The EPC’s “Big Idea”, entitled “The answer to the machine is in the machine,” centres on the need for the management of modern day copyright on the internet to be machine-mediated and for a human and machine-readable “digital copyright symbol” that will link users to human and machine-readable copyright statements, licences, e-commerce engines and other information on re-use of content to be designed and used as widely as the © has been since the early 1900s.

This idea follows on from the publishers’ ongoing assertion that copyright law is fit for purpose but the mechanisms for managing and communicating copyright online need to be updated.

EPC Executive Director Angela Mills Wade (pictured) said, “In the internet age we need to be able to identify the content being used and who controls the rights in it; we need to be able to identify the user and the usage; we need to be able to read any permissions information; we need to be able automatically to link these various entities together to complete a transaction. A digital copyright symbol would be a gateway and marker for any person and any machine for all this essential information.  The digital copyright symbol would help copyright, that has been the engine of creativity for the past 200 years, continue to power the digital economy in the 21st century and beyond.”

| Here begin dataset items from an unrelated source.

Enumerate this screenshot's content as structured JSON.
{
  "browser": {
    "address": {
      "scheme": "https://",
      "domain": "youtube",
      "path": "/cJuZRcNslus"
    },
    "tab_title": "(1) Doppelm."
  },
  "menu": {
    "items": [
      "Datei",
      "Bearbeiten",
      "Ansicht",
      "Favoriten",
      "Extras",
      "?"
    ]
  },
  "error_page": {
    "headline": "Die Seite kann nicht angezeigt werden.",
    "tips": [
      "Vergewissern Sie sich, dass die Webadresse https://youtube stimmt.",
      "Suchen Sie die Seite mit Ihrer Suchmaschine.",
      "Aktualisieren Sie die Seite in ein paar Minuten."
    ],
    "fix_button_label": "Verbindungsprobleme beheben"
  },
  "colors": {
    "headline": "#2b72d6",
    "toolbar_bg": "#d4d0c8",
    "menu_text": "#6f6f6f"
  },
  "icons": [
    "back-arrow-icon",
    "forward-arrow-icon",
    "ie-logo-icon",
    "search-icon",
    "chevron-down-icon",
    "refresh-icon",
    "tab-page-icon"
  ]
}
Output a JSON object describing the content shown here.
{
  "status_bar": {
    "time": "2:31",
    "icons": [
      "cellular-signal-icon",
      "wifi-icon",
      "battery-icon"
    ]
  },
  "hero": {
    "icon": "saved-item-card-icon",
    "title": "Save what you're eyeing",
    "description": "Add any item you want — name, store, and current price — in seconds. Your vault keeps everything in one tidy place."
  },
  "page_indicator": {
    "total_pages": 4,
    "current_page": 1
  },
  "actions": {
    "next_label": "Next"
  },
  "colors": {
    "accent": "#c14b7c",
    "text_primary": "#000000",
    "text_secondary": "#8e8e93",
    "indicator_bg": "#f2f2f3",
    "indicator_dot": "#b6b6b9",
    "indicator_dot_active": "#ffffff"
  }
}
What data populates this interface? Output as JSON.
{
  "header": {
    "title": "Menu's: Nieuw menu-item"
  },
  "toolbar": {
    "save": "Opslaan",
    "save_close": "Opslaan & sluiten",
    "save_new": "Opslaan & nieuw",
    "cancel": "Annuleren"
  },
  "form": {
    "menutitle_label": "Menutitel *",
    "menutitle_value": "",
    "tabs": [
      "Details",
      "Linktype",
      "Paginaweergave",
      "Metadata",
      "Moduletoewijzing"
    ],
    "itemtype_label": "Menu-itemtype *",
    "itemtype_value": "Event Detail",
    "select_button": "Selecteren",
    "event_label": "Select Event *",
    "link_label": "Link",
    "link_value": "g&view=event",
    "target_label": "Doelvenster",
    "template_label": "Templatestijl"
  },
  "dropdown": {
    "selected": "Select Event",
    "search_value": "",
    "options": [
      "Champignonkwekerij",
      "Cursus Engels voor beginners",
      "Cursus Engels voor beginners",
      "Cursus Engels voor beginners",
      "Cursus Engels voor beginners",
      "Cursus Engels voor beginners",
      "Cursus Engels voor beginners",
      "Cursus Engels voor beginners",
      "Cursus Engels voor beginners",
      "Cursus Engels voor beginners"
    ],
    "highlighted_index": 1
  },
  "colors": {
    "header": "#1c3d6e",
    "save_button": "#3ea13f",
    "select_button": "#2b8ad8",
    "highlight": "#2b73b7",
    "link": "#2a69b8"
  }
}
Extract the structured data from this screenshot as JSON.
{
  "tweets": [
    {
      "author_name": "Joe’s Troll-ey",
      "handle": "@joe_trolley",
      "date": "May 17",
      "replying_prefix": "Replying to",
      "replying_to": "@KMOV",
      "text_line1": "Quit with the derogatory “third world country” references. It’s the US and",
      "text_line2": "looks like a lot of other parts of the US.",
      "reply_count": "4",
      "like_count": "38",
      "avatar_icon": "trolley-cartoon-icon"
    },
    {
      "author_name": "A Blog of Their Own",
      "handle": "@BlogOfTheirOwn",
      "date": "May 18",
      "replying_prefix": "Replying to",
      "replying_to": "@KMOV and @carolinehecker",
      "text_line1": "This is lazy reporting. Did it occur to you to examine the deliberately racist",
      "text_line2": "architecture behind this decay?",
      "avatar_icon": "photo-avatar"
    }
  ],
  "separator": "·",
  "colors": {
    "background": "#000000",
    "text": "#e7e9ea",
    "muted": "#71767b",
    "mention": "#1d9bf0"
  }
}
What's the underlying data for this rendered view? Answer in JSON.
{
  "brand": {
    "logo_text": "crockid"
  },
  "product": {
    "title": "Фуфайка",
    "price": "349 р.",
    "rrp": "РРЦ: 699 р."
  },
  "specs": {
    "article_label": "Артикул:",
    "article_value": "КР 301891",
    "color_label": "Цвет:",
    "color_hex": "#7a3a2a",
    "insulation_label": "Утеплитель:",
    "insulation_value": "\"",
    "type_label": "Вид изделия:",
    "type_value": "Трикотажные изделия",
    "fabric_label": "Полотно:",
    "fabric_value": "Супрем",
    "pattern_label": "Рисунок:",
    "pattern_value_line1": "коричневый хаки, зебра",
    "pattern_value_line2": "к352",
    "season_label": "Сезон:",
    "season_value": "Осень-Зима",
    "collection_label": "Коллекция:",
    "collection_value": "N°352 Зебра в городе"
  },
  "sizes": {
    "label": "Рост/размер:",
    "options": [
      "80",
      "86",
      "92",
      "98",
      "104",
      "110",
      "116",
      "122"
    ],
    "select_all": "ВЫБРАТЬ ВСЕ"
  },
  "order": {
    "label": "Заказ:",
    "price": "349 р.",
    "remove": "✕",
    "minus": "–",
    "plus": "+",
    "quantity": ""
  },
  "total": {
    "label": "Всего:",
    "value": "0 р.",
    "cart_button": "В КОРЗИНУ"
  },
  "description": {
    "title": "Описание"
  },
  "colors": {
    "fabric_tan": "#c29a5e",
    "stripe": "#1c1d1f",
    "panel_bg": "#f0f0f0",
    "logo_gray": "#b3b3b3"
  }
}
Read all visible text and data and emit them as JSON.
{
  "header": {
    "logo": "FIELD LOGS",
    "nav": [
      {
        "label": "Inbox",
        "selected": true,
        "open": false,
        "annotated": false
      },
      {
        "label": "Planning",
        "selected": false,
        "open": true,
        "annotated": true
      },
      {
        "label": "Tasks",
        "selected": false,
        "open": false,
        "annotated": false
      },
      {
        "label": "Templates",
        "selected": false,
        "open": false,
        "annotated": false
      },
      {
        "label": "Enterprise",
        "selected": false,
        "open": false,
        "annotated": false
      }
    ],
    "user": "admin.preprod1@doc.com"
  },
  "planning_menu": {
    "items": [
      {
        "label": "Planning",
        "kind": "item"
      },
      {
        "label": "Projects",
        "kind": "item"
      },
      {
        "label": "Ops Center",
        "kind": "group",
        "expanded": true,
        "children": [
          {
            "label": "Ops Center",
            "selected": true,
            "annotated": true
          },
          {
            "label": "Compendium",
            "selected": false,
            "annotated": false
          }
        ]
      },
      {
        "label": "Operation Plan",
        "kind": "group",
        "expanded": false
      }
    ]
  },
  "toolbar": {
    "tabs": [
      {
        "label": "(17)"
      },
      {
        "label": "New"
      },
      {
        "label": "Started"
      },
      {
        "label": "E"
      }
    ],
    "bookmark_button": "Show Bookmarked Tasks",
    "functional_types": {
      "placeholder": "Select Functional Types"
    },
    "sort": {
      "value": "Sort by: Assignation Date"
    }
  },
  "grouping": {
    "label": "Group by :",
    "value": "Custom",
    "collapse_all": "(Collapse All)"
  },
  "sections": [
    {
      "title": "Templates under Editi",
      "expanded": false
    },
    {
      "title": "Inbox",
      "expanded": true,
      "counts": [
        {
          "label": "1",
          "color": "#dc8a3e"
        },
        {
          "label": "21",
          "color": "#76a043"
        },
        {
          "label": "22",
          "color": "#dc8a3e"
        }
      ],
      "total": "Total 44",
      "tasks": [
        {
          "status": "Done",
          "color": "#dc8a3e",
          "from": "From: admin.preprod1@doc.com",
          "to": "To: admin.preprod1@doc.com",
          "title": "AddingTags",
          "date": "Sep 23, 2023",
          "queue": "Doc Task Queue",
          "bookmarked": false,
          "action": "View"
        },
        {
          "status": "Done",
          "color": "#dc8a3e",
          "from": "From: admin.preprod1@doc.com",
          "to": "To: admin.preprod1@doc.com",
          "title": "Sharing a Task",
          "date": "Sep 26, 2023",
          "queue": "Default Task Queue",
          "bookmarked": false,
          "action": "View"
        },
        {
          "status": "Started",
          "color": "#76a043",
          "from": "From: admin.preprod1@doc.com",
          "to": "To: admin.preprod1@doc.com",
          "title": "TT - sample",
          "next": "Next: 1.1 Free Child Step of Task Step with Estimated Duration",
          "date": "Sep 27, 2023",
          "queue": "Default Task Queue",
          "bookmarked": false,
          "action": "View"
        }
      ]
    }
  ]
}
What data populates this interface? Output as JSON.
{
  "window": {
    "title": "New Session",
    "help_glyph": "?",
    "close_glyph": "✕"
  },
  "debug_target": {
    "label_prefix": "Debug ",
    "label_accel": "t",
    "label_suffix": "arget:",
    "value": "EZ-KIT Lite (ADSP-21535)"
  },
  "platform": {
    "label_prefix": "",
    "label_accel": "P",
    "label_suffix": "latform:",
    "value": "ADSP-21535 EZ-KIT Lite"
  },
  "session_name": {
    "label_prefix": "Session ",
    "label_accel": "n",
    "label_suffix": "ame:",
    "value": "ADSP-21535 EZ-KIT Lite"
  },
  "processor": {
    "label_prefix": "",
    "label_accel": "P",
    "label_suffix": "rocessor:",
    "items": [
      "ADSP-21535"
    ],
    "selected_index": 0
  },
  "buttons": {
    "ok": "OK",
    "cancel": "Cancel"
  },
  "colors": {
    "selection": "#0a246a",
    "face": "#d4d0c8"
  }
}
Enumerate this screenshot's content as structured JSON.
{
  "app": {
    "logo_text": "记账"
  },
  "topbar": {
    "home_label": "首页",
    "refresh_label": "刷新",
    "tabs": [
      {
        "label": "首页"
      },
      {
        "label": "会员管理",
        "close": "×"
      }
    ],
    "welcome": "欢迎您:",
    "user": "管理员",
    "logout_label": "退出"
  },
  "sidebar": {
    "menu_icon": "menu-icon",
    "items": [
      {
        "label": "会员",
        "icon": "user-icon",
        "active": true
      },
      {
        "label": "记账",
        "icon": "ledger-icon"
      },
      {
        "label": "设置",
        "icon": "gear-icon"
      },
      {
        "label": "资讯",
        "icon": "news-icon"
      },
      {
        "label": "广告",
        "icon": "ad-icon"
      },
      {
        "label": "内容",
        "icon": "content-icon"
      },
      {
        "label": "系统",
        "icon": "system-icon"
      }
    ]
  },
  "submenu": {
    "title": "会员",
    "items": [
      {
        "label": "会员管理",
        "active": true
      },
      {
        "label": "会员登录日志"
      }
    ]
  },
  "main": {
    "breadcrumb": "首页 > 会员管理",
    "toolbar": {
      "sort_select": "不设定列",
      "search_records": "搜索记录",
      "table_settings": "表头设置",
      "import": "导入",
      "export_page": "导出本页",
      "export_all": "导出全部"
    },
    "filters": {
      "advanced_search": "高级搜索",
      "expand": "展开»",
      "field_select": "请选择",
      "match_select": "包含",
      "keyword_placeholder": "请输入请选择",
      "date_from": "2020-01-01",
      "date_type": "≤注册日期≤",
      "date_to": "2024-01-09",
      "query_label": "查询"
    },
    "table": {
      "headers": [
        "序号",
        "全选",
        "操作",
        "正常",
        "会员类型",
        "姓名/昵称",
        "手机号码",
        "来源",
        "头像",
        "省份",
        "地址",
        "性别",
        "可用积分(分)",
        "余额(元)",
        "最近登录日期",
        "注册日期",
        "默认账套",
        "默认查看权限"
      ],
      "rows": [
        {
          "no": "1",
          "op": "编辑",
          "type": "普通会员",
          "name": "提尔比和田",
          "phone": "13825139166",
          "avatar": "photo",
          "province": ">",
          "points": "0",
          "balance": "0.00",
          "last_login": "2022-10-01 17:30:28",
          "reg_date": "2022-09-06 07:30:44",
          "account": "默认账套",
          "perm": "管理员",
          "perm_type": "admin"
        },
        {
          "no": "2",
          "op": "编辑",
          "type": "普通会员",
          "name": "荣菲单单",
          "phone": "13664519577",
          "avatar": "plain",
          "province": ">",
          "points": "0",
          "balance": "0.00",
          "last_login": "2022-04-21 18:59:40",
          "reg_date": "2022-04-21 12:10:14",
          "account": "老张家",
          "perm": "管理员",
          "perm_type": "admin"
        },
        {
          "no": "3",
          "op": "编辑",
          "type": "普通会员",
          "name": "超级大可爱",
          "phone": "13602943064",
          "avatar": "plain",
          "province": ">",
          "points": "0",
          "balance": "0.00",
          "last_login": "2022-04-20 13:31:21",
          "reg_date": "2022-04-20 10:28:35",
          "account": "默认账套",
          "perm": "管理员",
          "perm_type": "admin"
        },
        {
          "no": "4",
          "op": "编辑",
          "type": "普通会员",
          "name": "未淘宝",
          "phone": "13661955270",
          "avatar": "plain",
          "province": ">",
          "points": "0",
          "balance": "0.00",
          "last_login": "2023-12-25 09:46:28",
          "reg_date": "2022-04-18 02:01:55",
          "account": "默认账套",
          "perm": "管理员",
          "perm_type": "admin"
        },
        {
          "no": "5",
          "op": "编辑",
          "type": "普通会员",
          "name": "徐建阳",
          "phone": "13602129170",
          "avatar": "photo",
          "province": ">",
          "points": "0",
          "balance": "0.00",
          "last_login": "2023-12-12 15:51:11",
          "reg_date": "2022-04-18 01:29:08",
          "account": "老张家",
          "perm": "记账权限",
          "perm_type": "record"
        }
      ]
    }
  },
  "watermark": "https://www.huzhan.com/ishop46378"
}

The delivery of this project would bring together a diverse range of stakeholders from every part of the digital economy in a collaborative effort to build an open, standards-based infrastructure with the lowest possible barriers to entry.

Angela Mills wade added: “Rights and permissions data needs to move centre stage, particularly in the regulation of business-to-business transactions which often form the backbone of what consumers actually search and find.”

The EPC has been a key player in the work on ACAP (Automated Content Access Protocol), a new, open, communications tool that enables online content providers to communicate their copyright permissions information in a machine-readable language.  The digital copyright symbol sits perfectly with this and other initiatives such as Creative Commons, the Global Repetoire Database and the ARROW project, to name just three.

Angela Mills Wade continued: “The answer to the machine is in the machine, as friend and publisher Charles Clark famously foresaw when mass distribution of content online began. We look forward to working with the Commission and all stakeholders to bring the online content industry into the 21st Century for the benefit of Europe’s consumers and businesses alike.  The Digital Agenda provides the perfect opportunity for a European project to build the essential links in the infrastructure, to put Europe at the forefront of the digital content economy.”

Next Steps: The best ideas selected during the Stakeholder day will be developed further at a follow up meeting around February to review progress and to determine which ideas could constitute an interesting and constructive workshop at the Commission’s “Digital Assembly” in June 2011.